LO MKT 5.C - Define (using graphs as appropriate) the equilibrium exchange rate.
LO MKT 5.D - Explain (using graphs as appropriate) how exchange rates adjust to restore equilibrium in the foreign exchange market.
Essential Knowledge
EK MKT 5.B.1 - The demand for a currency in a foreign exchange market arises from the demand for the country’s goods, services, and financial assets and shows the inverse relationship between the exchange rate and the quantity demanded of a currency.
EK MKT 5.B.2 - The supply of a currency in a foreign exchange market arises from making payments in other currencies and shows the positive relationship between the exchange rate and the quantity supplied of a currency.
EK MKT 5.C.1 - In the foreign exchange market, equilibrium is achieved when the exchange rate is such that the quantities demanded and supplied of the currency are equal.
EK MKT 5.D.1 - Disequilibrium exchange rates create surpluses and shortages in the foreign exchange market.

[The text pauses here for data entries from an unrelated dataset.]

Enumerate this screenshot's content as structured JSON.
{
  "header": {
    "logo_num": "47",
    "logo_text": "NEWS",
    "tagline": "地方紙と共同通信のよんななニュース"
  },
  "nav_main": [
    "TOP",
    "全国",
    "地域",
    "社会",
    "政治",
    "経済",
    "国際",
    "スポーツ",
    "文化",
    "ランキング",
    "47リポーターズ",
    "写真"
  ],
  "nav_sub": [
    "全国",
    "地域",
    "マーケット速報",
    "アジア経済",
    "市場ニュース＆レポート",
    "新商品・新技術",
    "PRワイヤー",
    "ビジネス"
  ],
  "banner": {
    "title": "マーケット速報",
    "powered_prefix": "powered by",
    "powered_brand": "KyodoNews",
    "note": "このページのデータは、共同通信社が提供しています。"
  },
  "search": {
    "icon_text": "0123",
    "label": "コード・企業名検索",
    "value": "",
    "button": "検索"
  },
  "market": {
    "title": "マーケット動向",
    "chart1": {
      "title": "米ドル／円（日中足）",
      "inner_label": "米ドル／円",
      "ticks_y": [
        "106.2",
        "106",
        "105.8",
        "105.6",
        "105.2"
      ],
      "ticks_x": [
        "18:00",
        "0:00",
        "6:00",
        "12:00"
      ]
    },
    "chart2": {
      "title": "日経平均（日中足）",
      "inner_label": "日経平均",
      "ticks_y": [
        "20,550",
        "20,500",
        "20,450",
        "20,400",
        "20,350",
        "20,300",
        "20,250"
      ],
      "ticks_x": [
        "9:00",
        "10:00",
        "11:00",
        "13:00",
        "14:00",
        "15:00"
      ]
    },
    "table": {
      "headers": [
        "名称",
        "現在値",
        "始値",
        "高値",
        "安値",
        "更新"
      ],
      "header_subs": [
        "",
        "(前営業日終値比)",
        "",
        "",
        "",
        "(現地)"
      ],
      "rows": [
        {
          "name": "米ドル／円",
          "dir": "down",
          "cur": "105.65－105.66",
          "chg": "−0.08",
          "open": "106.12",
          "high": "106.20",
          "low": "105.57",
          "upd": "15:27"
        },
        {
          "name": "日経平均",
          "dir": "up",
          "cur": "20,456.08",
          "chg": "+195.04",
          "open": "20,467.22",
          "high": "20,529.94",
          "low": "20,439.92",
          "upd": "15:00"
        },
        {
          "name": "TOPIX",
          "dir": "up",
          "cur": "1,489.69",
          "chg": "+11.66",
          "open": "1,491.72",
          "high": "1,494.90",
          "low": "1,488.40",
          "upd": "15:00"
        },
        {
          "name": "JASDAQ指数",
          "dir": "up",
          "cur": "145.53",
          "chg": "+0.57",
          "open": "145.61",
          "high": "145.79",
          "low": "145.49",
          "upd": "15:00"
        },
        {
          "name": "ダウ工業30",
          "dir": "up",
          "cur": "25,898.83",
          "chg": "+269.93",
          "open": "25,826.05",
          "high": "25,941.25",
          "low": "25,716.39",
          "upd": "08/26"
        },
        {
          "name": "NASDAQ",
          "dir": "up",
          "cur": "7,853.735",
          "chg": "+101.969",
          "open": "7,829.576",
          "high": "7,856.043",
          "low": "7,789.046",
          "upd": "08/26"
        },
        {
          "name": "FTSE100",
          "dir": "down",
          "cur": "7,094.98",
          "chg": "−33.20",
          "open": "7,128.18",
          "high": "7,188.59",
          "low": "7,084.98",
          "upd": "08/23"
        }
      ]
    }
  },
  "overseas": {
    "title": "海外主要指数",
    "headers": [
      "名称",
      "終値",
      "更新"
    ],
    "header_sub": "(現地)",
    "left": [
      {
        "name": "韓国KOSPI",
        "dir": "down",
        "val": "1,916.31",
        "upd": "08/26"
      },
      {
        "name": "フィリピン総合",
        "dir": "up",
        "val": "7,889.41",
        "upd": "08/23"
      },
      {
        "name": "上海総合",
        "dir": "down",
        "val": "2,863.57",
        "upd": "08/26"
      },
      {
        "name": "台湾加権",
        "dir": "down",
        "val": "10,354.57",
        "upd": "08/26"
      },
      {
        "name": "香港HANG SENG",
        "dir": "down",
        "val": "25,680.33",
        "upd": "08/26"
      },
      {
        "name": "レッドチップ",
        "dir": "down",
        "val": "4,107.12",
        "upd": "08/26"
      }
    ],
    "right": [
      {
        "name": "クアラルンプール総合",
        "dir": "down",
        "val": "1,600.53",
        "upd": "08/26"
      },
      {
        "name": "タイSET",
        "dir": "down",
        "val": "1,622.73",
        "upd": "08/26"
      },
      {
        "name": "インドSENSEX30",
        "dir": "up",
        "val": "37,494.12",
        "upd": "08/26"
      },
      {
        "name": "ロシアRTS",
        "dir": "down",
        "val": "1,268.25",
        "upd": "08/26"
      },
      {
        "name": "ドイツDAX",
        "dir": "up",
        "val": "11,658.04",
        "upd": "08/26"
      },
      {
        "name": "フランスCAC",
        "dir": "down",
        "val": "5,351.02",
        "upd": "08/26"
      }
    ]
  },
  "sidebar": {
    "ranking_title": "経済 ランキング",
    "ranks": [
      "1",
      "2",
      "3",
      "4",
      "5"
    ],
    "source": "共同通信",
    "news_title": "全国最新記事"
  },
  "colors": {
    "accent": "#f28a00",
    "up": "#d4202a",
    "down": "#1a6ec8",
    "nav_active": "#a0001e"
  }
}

Market forces drive exchange rates toward equilibrium.
TOPIC 6.4 Effect of Changes in Policies and Economic Conditions on the Foreign Exchange Market
Learning Objectives
LO MKT 5.E - a. Explain (using graphs as appropriate) the determinants of currency demand and supply. b. Explain (using graphs as appropriate) how changes in demand and supply in the foreign exchange market affect the equilibrium exchange rate.
Essential Knowledge
EK MKT 5.E.1 - Factors that shift the demand for a currency (such as the demand for that country’s goods, services, or assets) and the supply of a currency (such as tariffs or quotas on the other country’s goods and services) change the equilibrium exchange rate.
EK MKT 5.E.2 - Fiscal policy can influence aggregate demand, real output, the price level, and exchange rates.
EK MKT 5.E.3 - Monetary policy can influence aggregate demand, real output, the price level, and interest rates, and thereby affect exchange rates.
TOPIC 6.5 Changes in the Foreign Exchange Market and Net Exports
Learning Objectives
LO MKT 5.F - Explain (using graphs as appropriate) how changes in the value of a currency can lead to changes in a country’s net exports and aggregate demand.
Essential Knowledge
EK MKT 5.F.1 - Factors that cause a currency to appreciate cause that country’s exports to decrease and its imports to increase. As a result, net exports will decrease.
EK MKT 5.F.2 - Factors that cause a currency to depreciate cause that country’s exports to increase and its imports to decrease. As a result, net exports will increase. [See EK MOD-2.A.3 and EK MOD-2.H.1 for explanations of the effect of changes in net exports on aggregate demand and the resulting effects on output, employment, and the price level.]
TOPIC 6.6 Real Interest Rates and International Capital Flows
Learning Objectives
LO MKT 5.G - Explain (using graphs as appropriate) how differences in real interest rates across countries affect financial capital flows, foreign exchange markets, and loanable funds markets.
Essential Knowledge
EK MKT 5.G.1 - In an open economy, differences in real interest rates across countries change the relative values of domestic and foreign assets. Financial capital will flow toward the country with the relatively higher interest rate. [See EK MKT-4.E.2 and EK MEA-4.A.6 for explanations of the impact on the loanable funds market and on net exports.]
EK MKT 5.G.2 - Central banks can influence the domestic interest rate in the short run, which in turn will affect net capital inflows.